Of course it all turned out perfectly all right and the job was no problem. In fact there was so little to do that I did rather wonder why the Phanceys had bothered to take me on. But they were lazy, and it wasn’t their money they were paying me, and I guessed that part of the reason was that Jed thought he had found himself an easy lay. But that also was no problem. I just had to dodge his hands and snub him icily on an average of once a day and hook a chair under the door-handle when I went to bed to defeat the pass-key he tried on my second night.

We had a few overnighters in the first week, and I found that I was expected to lend a hand with the housekeeping, but that too was all right with me, and anyway the customers slacked off, until, after October tenth there wasn’t a single one.

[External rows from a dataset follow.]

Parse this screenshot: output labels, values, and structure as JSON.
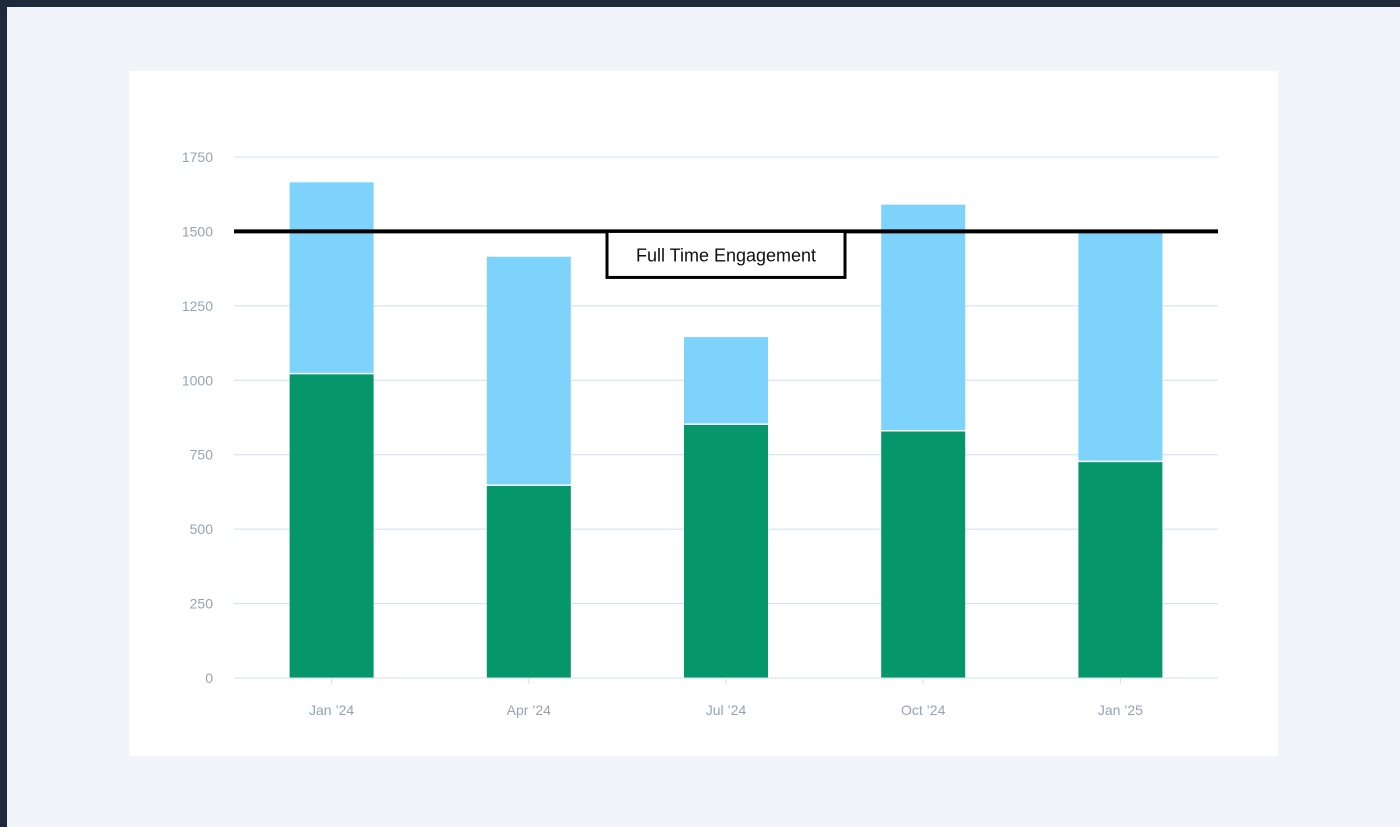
{
  "colors": {
    "page_background": "#f1f4f8",
    "frame": "#1e293b",
    "card_background": "#ffffff",
    "gridline": "#cfe0ea",
    "tick_text": "#94a3b8",
    "reference_line": "#000000"
  },
  "chart_data": {
    "type": "bar",
    "stacked": true,
    "categories": [
      "Jan ’24",
      "Apr ’24",
      "Jul ’24",
      "Oct ’24",
      "Jan ’25"
    ],
    "series": [
      {
        "color": "#059669",
        "values": [
          1020,
          645,
          850,
          828,
          725
        ]
      },
      {
        "color": "#7dd3fc",
        "values": [
          645,
          770,
          295,
          762,
          775
        ]
      }
    ],
    "ylim": [
      0,
      1750
    ],
    "yticks": [
      0,
      250,
      500,
      750,
      1000,
      1250,
      1500,
      1750
    ],
    "grid": true,
    "legend": "none",
    "reference_line": {
      "value": 1500,
      "label": "Full Time Engagement"
    },
    "title": "",
    "xlabel": "",
    "ylabel": ""
  }
}
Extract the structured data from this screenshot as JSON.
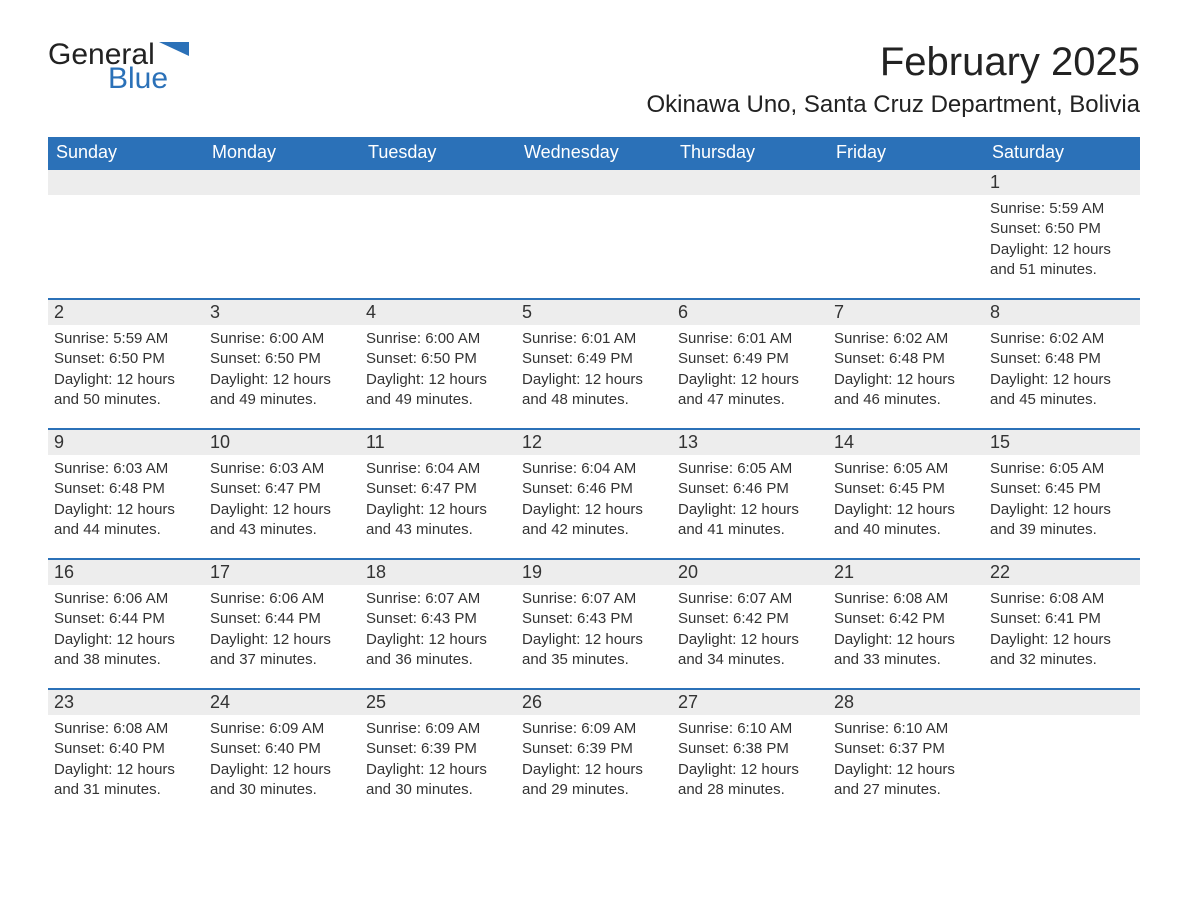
{
  "brand": {
    "word1": "General",
    "word2": "Blue",
    "flag_color": "#2b71b8"
  },
  "title": "February 2025",
  "location": "Okinawa Uno, Santa Cruz Department, Bolivia",
  "colors": {
    "header_bg": "#2b71b8",
    "header_text": "#ffffff",
    "daynum_bg": "#ededed",
    "row_border": "#2b71b8",
    "body_text": "#333333",
    "page_bg": "#ffffff"
  },
  "fonts": {
    "title_size": 40,
    "location_size": 24,
    "weekday_size": 18,
    "daynum_size": 18,
    "body_size": 15
  },
  "weekdays": [
    "Sunday",
    "Monday",
    "Tuesday",
    "Wednesday",
    "Thursday",
    "Friday",
    "Saturday"
  ],
  "weeks": [
    [
      null,
      null,
      null,
      null,
      null,
      null,
      {
        "n": "1",
        "sr": "Sunrise: 5:59 AM",
        "ss": "Sunset: 6:50 PM",
        "dl": "Daylight: 12 hours and 51 minutes."
      }
    ],
    [
      {
        "n": "2",
        "sr": "Sunrise: 5:59 AM",
        "ss": "Sunset: 6:50 PM",
        "dl": "Daylight: 12 hours and 50 minutes."
      },
      {
        "n": "3",
        "sr": "Sunrise: 6:00 AM",
        "ss": "Sunset: 6:50 PM",
        "dl": "Daylight: 12 hours and 49 minutes."
      },
      {
        "n": "4",
        "sr": "Sunrise: 6:00 AM",
        "ss": "Sunset: 6:50 PM",
        "dl": "Daylight: 12 hours and 49 minutes."
      },
      {
        "n": "5",
        "sr": "Sunrise: 6:01 AM",
        "ss": "Sunset: 6:49 PM",
        "dl": "Daylight: 12 hours and 48 minutes."
      },
      {
        "n": "6",
        "sr": "Sunrise: 6:01 AM",
        "ss": "Sunset: 6:49 PM",
        "dl": "Daylight: 12 hours and 47 minutes."
      },
      {
        "n": "7",
        "sr": "Sunrise: 6:02 AM",
        "ss": "Sunset: 6:48 PM",
        "dl": "Daylight: 12 hours and 46 minutes."
      },
      {
        "n": "8",
        "sr": "Sunrise: 6:02 AM",
        "ss": "Sunset: 6:48 PM",
        "dl": "Daylight: 12 hours and 45 minutes."
      }
    ],
    [
      {
        "n": "9",
        "sr": "Sunrise: 6:03 AM",
        "ss": "Sunset: 6:48 PM",
        "dl": "Daylight: 12 hours and 44 minutes."
      },
      {
        "n": "10",
        "sr": "Sunrise: 6:03 AM",
        "ss": "Sunset: 6:47 PM",
        "dl": "Daylight: 12 hours and 43 minutes."
      },
      {
        "n": "11",
        "sr": "Sunrise: 6:04 AM",
        "ss": "Sunset: 6:47 PM",
        "dl": "Daylight: 12 hours and 43 minutes."
      },
      {
        "n": "12",
        "sr": "Sunrise: 6:04 AM",
        "ss": "Sunset: 6:46 PM",
        "dl": "Daylight: 12 hours and 42 minutes."
      },
      {
        "n": "13",
        "sr": "Sunrise: 6:05 AM",
        "ss": "Sunset: 6:46 PM",
        "dl": "Daylight: 12 hours and 41 minutes."
      },
      {
        "n": "14",
        "sr": "Sunrise: 6:05 AM",
        "ss": "Sunset: 6:45 PM",
        "dl": "Daylight: 12 hours and 40 minutes."
      },
      {
        "n": "15",
        "sr": "Sunrise: 6:05 AM",
        "ss": "Sunset: 6:45 PM",
        "dl": "Daylight: 12 hours and 39 minutes."
      }
    ],
    [
      {
        "n": "16",
        "sr": "Sunrise: 6:06 AM",
        "ss": "Sunset: 6:44 PM",
        "dl": "Daylight: 12 hours and 38 minutes."
      },
      {
        "n": "17",
        "sr": "Sunrise: 6:06 AM",
        "ss": "Sunset: 6:44 PM",
        "dl": "Daylight: 12 hours and 37 minutes."
      },
      {
        "n": "18",
        "sr": "Sunrise: 6:07 AM",
        "ss": "Sunset: 6:43 PM",
        "dl": "Daylight: 12 hours and 36 minutes."
      },
      {
        "n": "19",
        "sr": "Sunrise: 6:07 AM",
        "ss": "Sunset: 6:43 PM",
        "dl": "Daylight: 12 hours and 35 minutes."
      },
      {
        "n": "20",
        "sr": "Sunrise: 6:07 AM",
        "ss": "Sunset: 6:42 PM",
        "dl": "Daylight: 12 hours and 34 minutes."
      },
      {
        "n": "21",
        "sr": "Sunrise: 6:08 AM",
        "ss": "Sunset: 6:42 PM",
        "dl": "Daylight: 12 hours and 33 minutes."
      },
      {
        "n": "22",
        "sr": "Sunrise: 6:08 AM",
        "ss": "Sunset: 6:41 PM",
        "dl": "Daylight: 12 hours and 32 minutes."
      }
    ],
    [
      {
        "n": "23",
        "sr": "Sunrise: 6:08 AM",
        "ss": "Sunset: 6:40 PM",
        "dl": "Daylight: 12 hours and 31 minutes."
      },
      {
        "n": "24",
        "sr": "Sunrise: 6:09 AM",
        "ss": "Sunset: 6:40 PM",
        "dl": "Daylight: 12 hours and 30 minutes."
      },
      {
        "n": "25",
        "sr": "Sunrise: 6:09 AM",
        "ss": "Sunset: 6:39 PM",
        "dl": "Daylight: 12 hours and 30 minutes."
      },
      {
        "n": "26",
        "sr": "Sunrise: 6:09 AM",
        "ss": "Sunset: 6:39 PM",
        "dl": "Daylight: 12 hours and 29 minutes."
      },
      {
        "n": "27",
        "sr": "Sunrise: 6:10 AM",
        "ss": "Sunset: 6:38 PM",
        "dl": "Daylight: 12 hours and 28 minutes."
      },
      {
        "n": "28",
        "sr": "Sunrise: 6:10 AM",
        "ss": "Sunset: 6:37 PM",
        "dl": "Daylight: 12 hours and 27 minutes."
      },
      null
    ]
  ]
}
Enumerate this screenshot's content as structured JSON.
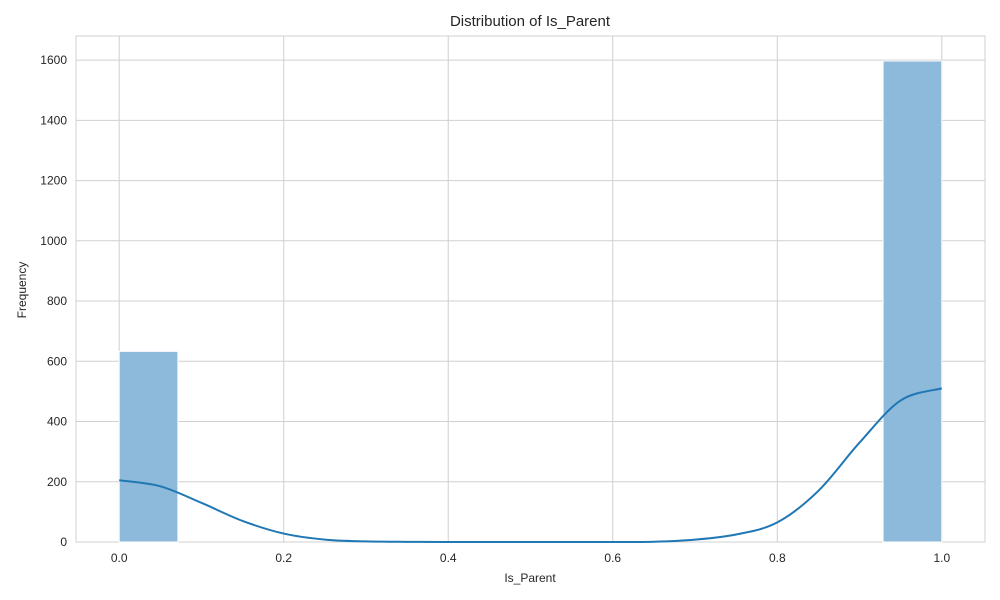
{
  "chart_data": {
    "type": "bar",
    "title": "Distribution of Is_Parent",
    "xlabel": "Is_Parent",
    "ylabel": "Frequency",
    "xlim": [
      -0.0525,
      1.0525
    ],
    "ylim": [
      0,
      1680
    ],
    "xticks": [
      0.0,
      0.2,
      0.4,
      0.6,
      0.8,
      1.0
    ],
    "xtick_labels": [
      "0.0",
      "0.2",
      "0.4",
      "0.6",
      "0.8",
      "1.0"
    ],
    "yticks": [
      0,
      200,
      400,
      600,
      800,
      1000,
      1200,
      1400,
      1600
    ],
    "ytick_labels": [
      "0",
      "200",
      "400",
      "600",
      "800",
      "1000",
      "1200",
      "1400",
      "1600"
    ],
    "grid": true,
    "bins": [
      {
        "x0": 0.0,
        "x1": 0.0714,
        "count": 633
      },
      {
        "x0": 0.9286,
        "x1": 1.0,
        "count": 1597
      }
    ],
    "kde": {
      "x": [
        0.0,
        0.05,
        0.1,
        0.15,
        0.2,
        0.25,
        0.3,
        0.35,
        0.4,
        0.5,
        0.6,
        0.65,
        0.7,
        0.75,
        0.8,
        0.85,
        0.9,
        0.95,
        1.0
      ],
      "y": [
        205,
        185,
        130,
        70,
        28,
        8,
        2,
        0.5,
        0,
        0,
        0,
        1,
        8,
        25,
        65,
        170,
        330,
        470,
        510
      ]
    },
    "colors": {
      "bar_fill": "#8dbadb",
      "bar_edge": "#ffffff",
      "kde_line": "#1f77b4",
      "grid": "#d0d0d0",
      "text": "#262626"
    }
  }
}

Apparently October fifteenth is a kind of magical date in this particular holiday world. Everything closes down on that day, except along the major highways. It is supposed to be the beginning of winter. There is the hunting season coming up, but the rich hunters have their own hunting clubs and camps in the mountains, and the poor ones take their cars to one or another of the picnic areas and climb up into the forests before dawn to get their deer. Anyway, around October fifteenth the tourists disappear from the scene and there is no more easy money to be made in the Adirondacks.